Dr. Kelsen and her colleagues hypothesized that there are strong genetic drivers to the disease involving rare or novel genes. They are using next generation sequencing technology to allow them to detect genetic variants that they believe are enriched in patients with VEO-IBD.

In an article published online in the journal Gastroenterology, the study team reported the results from performing exome sequencing analysis of 125 patients ages 3 weeks to 4 years with VEO-IBD. They identified several novel and rare gene defects in genes associated with primary immunodeficiencies. Some of these pathways are involved in regulation of the immune response, which protects the body from potentially harmful microbes, such as viruses and bacteria.

These gene variants appear to influence both arms of the immune system, the innate response — our body’s first line of defense — and adaptive response — a more sophisticated response that is not immediately activated. The adaptive immune system includes two types of cells, known as B-cells and T-cells. Their jobs are to alert your body to intruders, fight the infection, and then remember the invaders to protect against future attacks. If B- and T-cells are not functioning correctly, they may result in a defective or inappropriate response that contributes to the development of VEO-IBD.

“As we begin to identify the different components of the immune system involved, including B- and T-cell pathways, we can begin to individualize our therapy to the specific patient,” the study authors wrote.

At CHOP, an interdisciplinary team of physicians who specialize in gastroenterology and immunology meet once a month in a VEO-IBD clinic to better target therapies to patients’ underlying genetic defects. Dr. Kelsen and Kathleen Sullivan, MD, PhD, chief of the division of Allergy and Immunology, run the clinic.
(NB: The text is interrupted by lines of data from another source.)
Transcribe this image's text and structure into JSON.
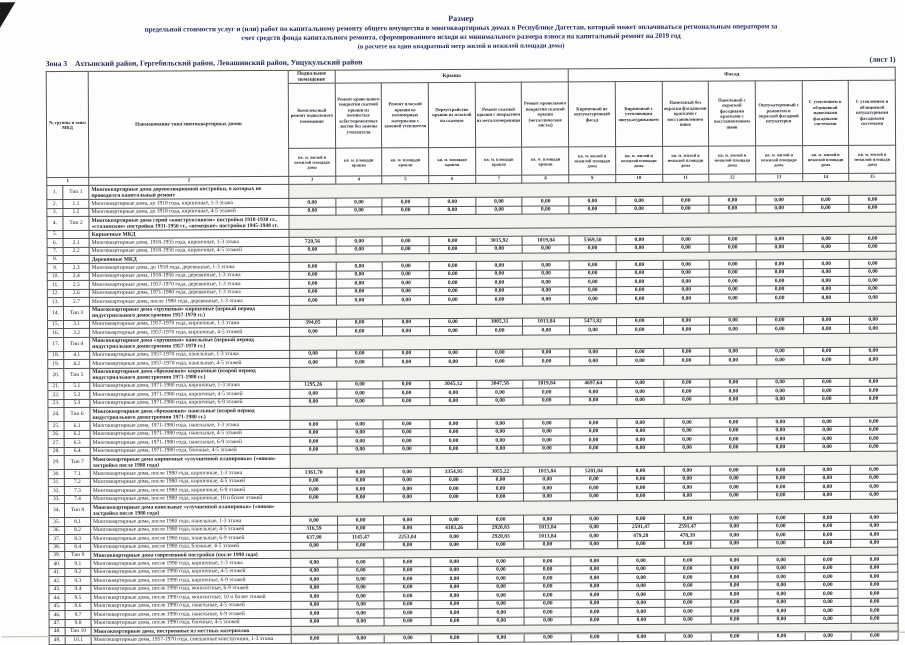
{
  "page": {
    "title_lines": [
      "Размер",
      "предельной стоимости услуг и (или) работ по капитальному ремонту общего имущества в многоквартирных домах в Республике Дагестан, который может оплачиваться региональным оператором  за",
      "счет средств фонда капитального ремонта, сформированного исходя из минимального размера взноса на капитальный ремонт на 2019 год",
      "(в расчете на один квадратный метр жилой и нежилой площади дома)"
    ],
    "zone_label": "Зона 3",
    "zone_text": "Ахтынский район, Гергебильский район, Левашинский район, Унцукульский район",
    "sheet_label": "(лист 1)"
  },
  "table": {
    "corner_header": "№ группы и зоны МКД",
    "name_header": "Наименование типа многоквартирных домов",
    "groups": [
      {
        "label": "Подвальное помещение",
        "span": 1
      },
      {
        "label": "Крыша",
        "span": 5
      },
      {
        "label": "Фасад",
        "span": 7
      }
    ],
    "value_columns": [
      {
        "label": "Комплексный ремонт подвального помещения",
        "unit": "кв. м. жилой и нежилой площади дома"
      },
      {
        "label": "Ремонт кровельного покрытия скатной крыши из волнистых асбестоцементных листов без замены утеплителя",
        "unit": "кв. м. площади кровли"
      },
      {
        "label": "Ремонт плоской крыши из полимерных материалов с заменой утеплителя",
        "unit": "кв. м. площади кровли"
      },
      {
        "label": "Переустройство крыши из плоской на скатную",
        "unit": "кв. м. площади кровли"
      },
      {
        "label": "Ремонт скатной крыши с покрытием из металлочерепицы",
        "unit": "кв. м. площади кровли"
      },
      {
        "label": "Ремонт кровельного покрытия скатной крыши (металлические листы)",
        "unit": "кв. м. площади кровли"
      },
      {
        "label": "Кирпичный не оштукатуренный фасад",
        "unit": "кв. м. жилой и нежилой площади дома"
      },
      {
        "label": "Кирпичный с утепляющим оштукатуриванием",
        "unit": "кв. м. жилой и нежилой площади дома"
      },
      {
        "label": "Панельный без окраски фасадными красками с восстановлением швов",
        "unit": "кв. м. жилой и нежилой площади дома"
      },
      {
        "label": "Панельный с окраской фасадными красками с восстановлением швов",
        "unit": "кв. м. жилой и нежилой площади дома"
      },
      {
        "label": "Оштукатуренный с ремонтом и окраской фасадной штукатурки",
        "unit": "кв. м. жилой и нежилой площади дома"
      },
      {
        "label": "С утеплением и облицовкой навесными фасадными системами",
        "unit": "кв. м. жилой и нежилой площади дома"
      },
      {
        "label": "С утеплением и облицовкой штукатурными фасадными системами",
        "unit": "кв. м. жилой и нежилой площади дома"
      }
    ],
    "column_numbers": [
      "1",
      "2",
      "3",
      "4",
      "5",
      "6",
      "7",
      "8",
      "9",
      "10",
      "11",
      "12",
      "13",
      "14",
      "15"
    ],
    "zero_value": "0,00",
    "rows": [
      {
        "no": "1.",
        "code": "Тип 1",
        "kind": "group",
        "name": "Многоквартирные дома дореволюционной постройки, в которых не проводился капитальный ремонт"
      },
      {
        "no": "2.",
        "code": "1.1",
        "name": "Многоквартирные дома, до 1918 года, кирпичные, 1-3 этажа"
      },
      {
        "no": "3.",
        "code": "1.2",
        "name": "Многоквартирные дома, до 1918 года, кирпичные, 4-5 этажей"
      },
      {
        "no": "4.",
        "code": "Тип 2",
        "kind": "group",
        "name": "Многоквартирные дома серий «конструктивизм» постройки 1918-1930 гг., «сталинские» постройки 1931-1956 гг., «немецкие» постройки 1945-1948 гг."
      },
      {
        "no": "5.",
        "code": "",
        "kind": "sub",
        "name": "Кирпичные МКД"
      },
      {
        "no": "6.",
        "code": "2.1",
        "name": "Многоквартирные дома, 1918-1955 года, кирпичные, 1-3 этажа",
        "values": [
          "720,56",
          "0,00",
          "0,00",
          "0,00",
          "3015,92",
          "1019,84",
          "5369,50",
          "0,00",
          "0,00",
          "0,00",
          "0,00",
          "0,00",
          "0,00"
        ]
      },
      {
        "no": "7.",
        "code": "2.2",
        "name": "Многоквартирные дома, 1918-1956 года, кирпичные, 4-5 этажей"
      },
      {
        "no": "8.",
        "code": "",
        "kind": "sub",
        "name": "Деревянные МКД"
      },
      {
        "no": "9.",
        "code": "2.3",
        "name": "Многоквартирные дома, до 1918 года, деревянные, 1-3 этажа"
      },
      {
        "no": "10.",
        "code": "2.4",
        "name": "Многоквартирные дома, 1918-1956 года, деревянные, 1-3 этажа"
      },
      {
        "no": "11.",
        "code": "2.5",
        "name": "Многоквартирные дома, 1957-1970 года, деревянные, 1-3 этажа"
      },
      {
        "no": "12.",
        "code": "2.6",
        "name": "Многоквартирные дома, 1971-1980 года, деревянные, 1-3 этажа"
      },
      {
        "no": "13.",
        "code": "2.7",
        "name": "Многоквартирные дома, после 1980 года, деревянные, 1-3 этажа"
      },
      {
        "no": "14.",
        "code": "Тип 3",
        "kind": "group",
        "name": "Многоквартирные дома «хрущевки» кирпичные (первый период индустриального домостроения 1957-1970 гг.)"
      },
      {
        "no": "15.",
        "code": "3.1",
        "name": "Многоквартирные дома, 1957-1970 года, кирпичные, 1-3 этажа",
        "values": [
          "394,05",
          "0,00",
          "0,00",
          "0,00",
          "3005,31",
          "1013,84",
          "5473,82",
          "0,00",
          "0,00",
          "0,00",
          "0,00",
          "0,00",
          "0,00"
        ]
      },
      {
        "no": "16.",
        "code": "3.2",
        "name": "Многоквартирные дома, 1957-1970 года, кирпичные, 4-5 этажей"
      },
      {
        "no": "17.",
        "code": "Тип 4",
        "kind": "group",
        "name": "Многоквартирные дома «хрущевки» панельные (первый период индустриального домостроения 1957-1970 гг.)"
      },
      {
        "no": "18.",
        "code": "4.1",
        "name": "Многоквартирные дома, 1957-1970 года, панельные, 1-3 этажа"
      },
      {
        "no": "19.",
        "code": "4.2",
        "name": "Многоквартирные дома, 1957-1970 года, панельные, 4-5 этажей"
      },
      {
        "no": "20.",
        "code": "Тип 5",
        "kind": "group",
        "name": "Многоквартирные дома «брежневки» кирпичные (второй период индустриального домостроения 1971-1980 гг.)"
      },
      {
        "no": "21.",
        "code": "5.1",
        "name": "Многоквартирные дома, 1971-1980 года, кирпичные, 1-3 этажа",
        "values": [
          "1295,26",
          "0,00",
          "0,00",
          "3045,12",
          "3047,58",
          "1019,84",
          "4697,64",
          "0,00",
          "0,00",
          "0,00",
          "0,00",
          "0,00",
          "0,00"
        ]
      },
      {
        "no": "22.",
        "code": "5.2",
        "name": "Многоквартирные дома, 1971-1980 года, кирпичные, 4-5 этажей"
      },
      {
        "no": "23.",
        "code": "5.3",
        "name": "Многоквартирные дома, 1971-1980 года, кирпичные, 6-9 этажей"
      },
      {
        "no": "24.",
        "code": "Тип 6",
        "kind": "group",
        "name": "Многоквартирные дома «брежневки» панельные (второй период индустриального домостроения 1971-1980 гг.)"
      },
      {
        "no": "25.",
        "code": "6.1",
        "name": "Многоквартирные дома, 1971-1980 года, панельные, 1-3 этажа"
      },
      {
        "no": "26.",
        "code": "6.2",
        "name": "Многоквартирные дома, 1971-1980 года, панельные, 4-5 этажей"
      },
      {
        "no": "27.",
        "code": "6.3",
        "name": "Многоквартирные дома, 1971-1980 года, панельные, 6-9 этажей"
      },
      {
        "no": "28.",
        "code": "6.4",
        "name": "Многоквартирные дома, 1971-1980 года, блочные, 4-5 этажей"
      },
      {
        "no": "29.",
        "code": "Тип 7",
        "kind": "group",
        "name": "Многоквартирные дома кирпичные «улучшенной планировки» («новая» застройка после 1980 года)"
      },
      {
        "no": "30.",
        "code": "7.1",
        "name": "Многоквартирные дома, после 1980 года, кирпичные, 1-3 этажа",
        "values": [
          "1361,70",
          "0,00",
          "0,00",
          "3354,95",
          "3055,22",
          "1015,84",
          "5281,84",
          "0,00",
          "0,00",
          "0,00",
          "0,00",
          "0,00",
          "0,00"
        ]
      },
      {
        "no": "31.",
        "code": "7.2",
        "name": "Многоквартирные дома, после 1980 года, кирпичные, 4-5 этажей"
      },
      {
        "no": "32.",
        "code": "7.3",
        "name": "Многоквартирные дома, после 1980 года, кирпичные, 6-9 этажей"
      },
      {
        "no": "33.",
        "code": "7.4",
        "name": "Многоквартирные дома, после 1980 года, кирпичные, 10 и более этажей"
      },
      {
        "no": "34.",
        "code": "Тип 8",
        "kind": "group",
        "name": "Многоквартирные дома панельные «улучшенной планировки» («новая» застройка после 1980 года)"
      },
      {
        "no": "35.",
        "code": "8.1",
        "name": "Многоквартирные дома, после 1980 года, панельные, 1-3 этажа"
      },
      {
        "no": "36.",
        "code": "8.2",
        "name": "Многоквартирные дома, после 1980 года, панельные, 4-5 этажей",
        "values": [
          "316,59",
          "0,00",
          "0,00",
          "4103,26",
          "2920,83",
          "1013,84",
          "0,00",
          "2591,47",
          "2591,47",
          "0,00",
          "0,00",
          "0,00",
          "0,00"
        ]
      },
      {
        "no": "37.",
        "code": "8.3",
        "name": "Многоквартирные дома, после 1980 года, панельные, 6-9 этажей",
        "values": [
          "637,98",
          "1145,47",
          "2253,04",
          "0,00",
          "2920,83",
          "1013,84",
          "0,00",
          "479,28",
          "478,39",
          "0,00",
          "0,00",
          "0,00",
          "0,00"
        ]
      },
      {
        "no": "38.",
        "code": "8.4",
        "name": "Многоквартирные дома, после 1980 года, блочные, 4-5 этажей"
      },
      {
        "no": "39.",
        "code": "Тип 9",
        "kind": "group",
        "name": "Многоквартирные дома современной постройки (после 1990 года)"
      },
      {
        "no": "40.",
        "code": "9.1",
        "name": "Многоквартирные дома, после 1990 года, кирпичные, 1-3 этажа"
      },
      {
        "no": "41.",
        "code": "9.2",
        "name": "Многоквартирные дома, после 1990 года, кирпичные, 4-5 этажей"
      },
      {
        "no": "42.",
        "code": "9.3",
        "name": "Многоквартирные дома, после 1990 года, кирпичные, 6-9 этажей"
      },
      {
        "no": "43.",
        "code": "9.4",
        "name": "Многоквартирные дома, после 1990 года, монолитные, 6-9 этажей"
      },
      {
        "no": "44.",
        "code": "9.5",
        "name": "Многоквартирные дома, после 1990 года, монолитные, 10 и более этажей"
      },
      {
        "no": "45.",
        "code": "9.6",
        "name": "Многоквартирные дома, после 1990 года, панельные, 4-5 этажей"
      },
      {
        "no": "46.",
        "code": "9.7",
        "name": "Многоквартирные дома, после 1990 года, панельные, 6-9 этажей"
      },
      {
        "no": "47.",
        "code": "9.8",
        "name": "Многоквартирные дома, после 1990 года, блочные, 4-5 этажей"
      },
      {
        "no": "48.",
        "code": "Тип 10",
        "kind": "group",
        "name": "Многоквартирные дома, построенные из местных материалов"
      },
      {
        "no": "49.",
        "code": "10.1",
        "name": "Многоквартирные дома, 1957-1970 года, смешанные конструкции, 1-3 этажа"
      }
    ]
  }
}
In many cases, instead of prescribing traditional IBD drugs, they are now using therapies that are directed to diseases of the immune system. Some patients may require more intensive interventions, such as a patient Dr. Kelsen described who is undergoing a stem cell transplant due to the identification of a whole gene deletion (the whole gene is missing) that is critical for the immune system to work appropriately.

Dr. Kelsen also works with Marcella Devoto, PhD, of CHOP’s Division of Human Genetics, and Noor Dawany, PhD, of the department of Biomedical and Health Informatics, to analyze and identify the genes that are responsible for the disease. It is combining the clinical data and the genetics that has proved to be the most successful in treating these children.

As the incidence of VEO-IBD is rising rapidly — accounting for about 6 to 15 percent of pediatric IBD cases — there are many different research avenues to explore, Dr. Kelsen said. In addition to genetic contributors, she and her team, including Maire Conrad, MD, a GI IBD fellow, are studying how differences in the communities of microbes made up of bacteria, viruses, parasites, and fungi that normally reside in our intestinal tract, known as the microbiome, may be partly responsible for triggering the disease. In a study published in August in the journal Inflammatory Bowel Disease, Dr. Kelsen found several bacterial lineages are potentially associated with pediatric Crohn’s disease, a type of IBD.

Families of children with VEO-IBD have been extremely supportive of Dr. Kelsen’s investigations, as she attempts to unravel this complex disease for which there currently is no standard of care for evaluation and treatment.

“I think it is hard at any age to have inflammatory bowel disease, but in many cases, patients with VEO-IBD have a particularly difficult burden due to their young age,” Dr. Kelsen said. “These children often are chronically ill and have not had the opportunity to experience feeling well and participating in every day childhood activities; therefore, their parents are very willing and generous with their time to help with the research. Without them, we would not be successful in learning more about this disease, so we are incredibly appreciative.”

Dr. Kelsen’s research is supported by a career development award from the National Institute of Diabetes and Digestive and Kidney Diseases.